Data Classification/ Normalization

One of the most important foundational shifts in spend analysis technology in the past few years has been an interest in greater flexibility and visibility into the classification process. Increasingly, more advanced organizations are starting to look for the ability to classify spend to one or more taxonomies at the same time (e.g., customized UNSPSC and ERP materials code) as well as having the ability to reclassify spend to analyze differ views and cuts of the data based on functional roles and objectives. Category analysis using data classification codes can also identify areas where “system internal co-sourcing” is taking place.  This refers to situations where decisions regarding commodity items as well as physician preference items and actual determination of vendors where there continues to be a duplication of purchasing efforts at both hospital and system levels.  This is an expensive proposition, which includes duplication of effort for identifying products and suppliers, developing and managing requests for proposal and information, optimizing proposals and obtaining offers, finalizing awards, and implementing and monitoring contracts.  As systems migrate from being holding companies to operating companies, reduction of internal co-sourcing is an important strategic opportunity, but will rely on effective data cleansing and coding as the basis for analysis and action.

Here again, the classification of products using coding systems is commonplace in the industry. Almost all of the providers I reviewed in my benchmark study had systems that would recognize a product and enrich it with the correct manufacturer name and item number, UNSPSC code, and descriptions, before uploading it into an ERP.  It appears that DDS has this capability, as does Primrose.
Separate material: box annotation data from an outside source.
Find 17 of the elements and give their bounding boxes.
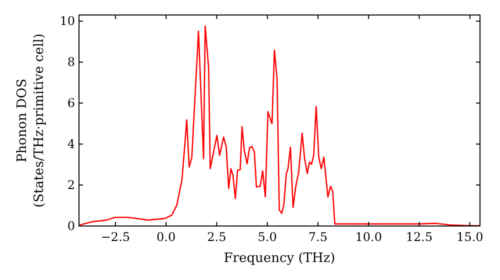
x-tick-label: 15.0 bbox=[456, 230, 484, 244]
y-tick-label: 0 bbox=[67, 219, 75, 233]
line-series bbox=[79, 25, 480, 226]
x-tick-label: −2.5 bbox=[100, 230, 130, 244]
x-tick-label: 12.5 bbox=[406, 230, 433, 244]
y-tick-label: 2 bbox=[67, 178, 75, 192]
x-tick-label: 7.5 bbox=[308, 230, 328, 244]
y-tick-label: 4 bbox=[67, 137, 76, 152]
x-tick-label: 5.0 bbox=[258, 230, 277, 244]
x-axis-title: Frequency (THz) bbox=[224, 251, 336, 266]
x-tick-label: 10.0 bbox=[355, 230, 382, 244]
x-tick-label: 2.5 bbox=[207, 230, 226, 244]
y-tick-label: 6 bbox=[67, 96, 75, 110]
x-tick-label: 0.0 bbox=[156, 230, 176, 244]
y-axis-title: Phonon DOS (States/THz·primitive cell) bbox=[15, 33, 47, 208]
y-tick-label: 8 bbox=[67, 55, 75, 70]
y-tick-label: 10 bbox=[60, 14, 75, 28]
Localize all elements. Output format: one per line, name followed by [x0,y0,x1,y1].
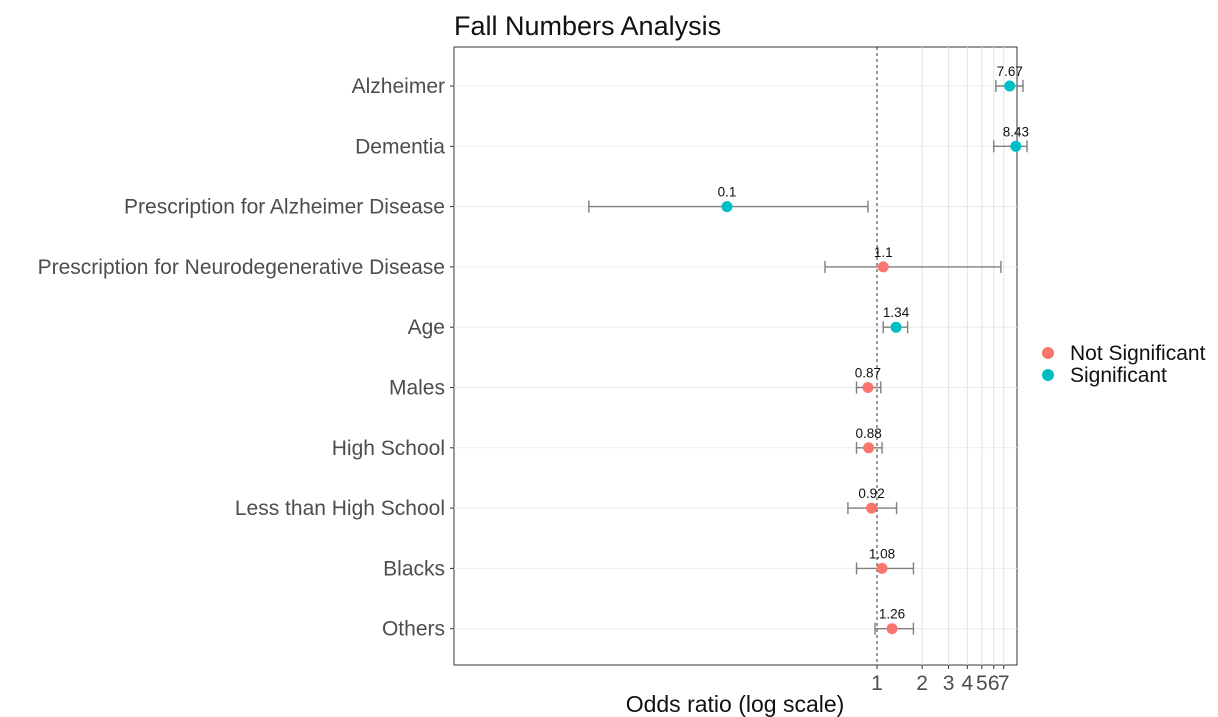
y-tick-label: High School [332,437,445,460]
y-tick-label: Dementia [355,135,445,158]
y-tick-label: Age [408,316,445,339]
data-point [876,562,888,574]
data-label: 1.26 [879,607,905,622]
data-point [890,321,902,333]
legend-label: Not Significant [1070,342,1206,365]
data-labels: 7.67 8.43 0.1 1.1 1.34 0.87 0.88 0.92 1.08 1.26 [718,64,1029,622]
y-tick-label: Less than High School [235,497,445,520]
x-tick-label: 4 [961,672,973,695]
plot-panel [453,46,1018,666]
x-tick-label: 3 [943,672,955,695]
x-tick-label: 7 [998,672,1010,695]
data-label: 0.1 [718,185,737,200]
y-tick-label: Prescription for Alzheimer Disease [124,196,445,219]
data-point [862,382,874,393]
data-label: 1.34 [883,305,910,320]
data-point [886,623,898,635]
data-label: 0.87 [855,366,881,381]
x-tick-label: 1 [871,672,883,695]
x-axis-ticks: 1 2 3 4 5 67 [871,665,1010,695]
data-label: 1.08 [869,546,895,561]
y-tick-label: Alzheimer [352,75,445,98]
legend-key [1042,347,1054,359]
data-point [1010,140,1022,152]
points [721,80,1022,635]
y-tick-label: Blacks [383,557,445,580]
x-tick-label: 5 [976,672,988,695]
y-tick-label: Males [389,377,445,400]
legend-key [1042,369,1054,381]
x-tick-label: 2 [916,672,928,695]
y-axis-labels: Alzheimer Dementia Prescription for Alzhei… [38,75,454,641]
gridlines [454,47,1017,665]
data-label: 0.92 [858,486,884,501]
data-point [877,261,889,273]
y-tick-label: Prescription for Neurodegenerative Disea… [38,256,445,279]
y-tick-label: Others [382,618,445,641]
legend-label: Significant [1070,364,1167,387]
data-label: 8.43 [1003,124,1029,139]
chart-title: Fall Numbers Analysis [454,11,722,41]
x-tick-label: 6 [988,672,1000,695]
data-point [866,502,878,514]
data-point [1004,80,1016,92]
data-label: 0.88 [856,426,882,441]
data-point [863,442,875,454]
data-label: 7.67 [997,64,1023,79]
data-point [721,201,733,213]
data-label: 1.1 [874,245,893,260]
x-axis-title: Odds ratio (log scale) [626,691,845,717]
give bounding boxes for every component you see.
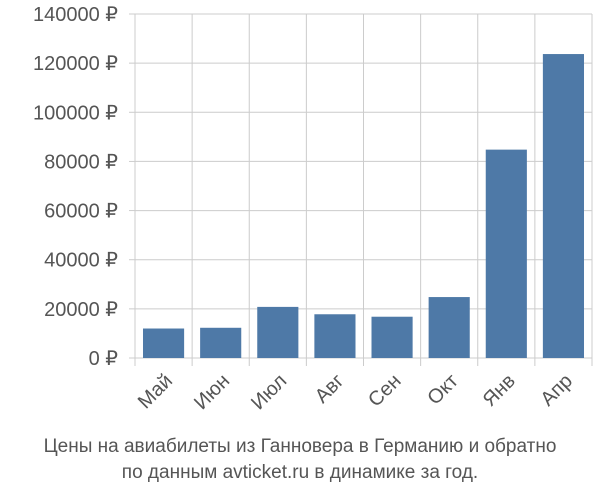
bar-6 xyxy=(428,297,470,358)
bar-2 xyxy=(200,327,242,358)
price-bar-chart: 0 ₽ 20000 ₽ 40000 ₽ 60000 ₽ 80000 ₽ 100000 ₽ 1… xyxy=(33,4,593,414)
x-tick-label: Янв xyxy=(479,370,520,411)
x-tick-label: Июн xyxy=(190,370,234,414)
bars xyxy=(142,54,585,359)
bar-3 xyxy=(257,306,299,358)
bar-7 xyxy=(485,149,527,358)
x-tick-label: Сен xyxy=(364,370,405,411)
axes xyxy=(129,13,135,359)
bar-4 xyxy=(314,314,356,358)
y-tick-label: 120000 ₽ xyxy=(33,53,118,75)
y-tick-label: 80000 ₽ xyxy=(44,151,118,173)
grid-lines xyxy=(134,13,593,366)
x-tick-label: Авг xyxy=(311,370,349,408)
y-tick-label: 100000 ₽ xyxy=(33,102,118,124)
x-tick-label: Окт xyxy=(423,370,462,409)
x-tick-label: Апр xyxy=(536,370,577,411)
y-tick-label: 40000 ₽ xyxy=(44,250,118,272)
bar-5 xyxy=(371,316,413,358)
y-tick-label: 60000 ₽ xyxy=(44,201,118,223)
bar-1 xyxy=(142,328,185,358)
x-tick-label: Май xyxy=(134,370,177,413)
x-tick-label: Июл xyxy=(247,370,291,414)
y-tick-label: 140000 ₽ xyxy=(33,4,118,26)
y-tick-label: 0 ₽ xyxy=(89,348,119,370)
chart-caption-line-2: по данным avticket.ru в динамике за год. xyxy=(121,462,479,483)
x-tick-labels: Май Июн Июл Авг Сен Окт Янв Апр xyxy=(134,370,577,414)
y-tick-label: 20000 ₽ xyxy=(44,299,118,321)
chart-caption-line-1: Цены на авиабилеты из Ганновера в Герман… xyxy=(43,436,557,457)
y-tick-labels: 0 ₽ 20000 ₽ 40000 ₽ 60000 ₽ 80000 ₽ 100000 ₽ 1… xyxy=(33,4,118,370)
bar-8 xyxy=(542,54,585,359)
An automated process augmented with a manual process is the current standard in the industry that increases efficiency and accuracy. Customer service is important in this stage, as involving personnel with the expertise, such as checking with subject matter experts to manage data is one of the key check-points. Further, proper coding of the data will require engaging subject matter experts to truly make sense of the data.  This is necessary to arrive at strategic sourcing decisions that will be effective.  In this regard, a third party should be willing to provide the level of consulting and coordination that is consistent with the level of effort required to perform a thorough spend management project.

It is also important to emphasize that there are many different ways of coding a product, but software providers tend to use the same standards, which include UNSPSC or GS1 industry standard nomenclature systems.  This is discussed later in more detail.

Database Population

Finally, the coded dataset is uploaded into the requisite application.  Once uploaded, the real power of the data can be leveraged through merging with other data forms for benchmarking and cross-reference analysis.  Application and data integration paradigms have already shifted in a number of non-healthcare applications from one of batch uploads from multiple source systems to real-time data queries that can search hundreds (or more) disparate sources while normalizing, classifying and cleansing information at the point of query. In the coming years, Oracle, IBM and D&B, all of which have purchased customer data integration (CDI) vendors, could begin to apply these techniques to spend and supplier information as well. CDI technology actually improves the integrity of the data from individual sources, allowing users to match and link disparate information sources with varying levels of accuracy. CDI tools can correct for data-entry mistakes, such as misspellings, across different data sources to provide an accurate picture.  Here again, the ability to accurately match UNSPSC codes to items is dependent on the accuracy and transparency of the original dataset.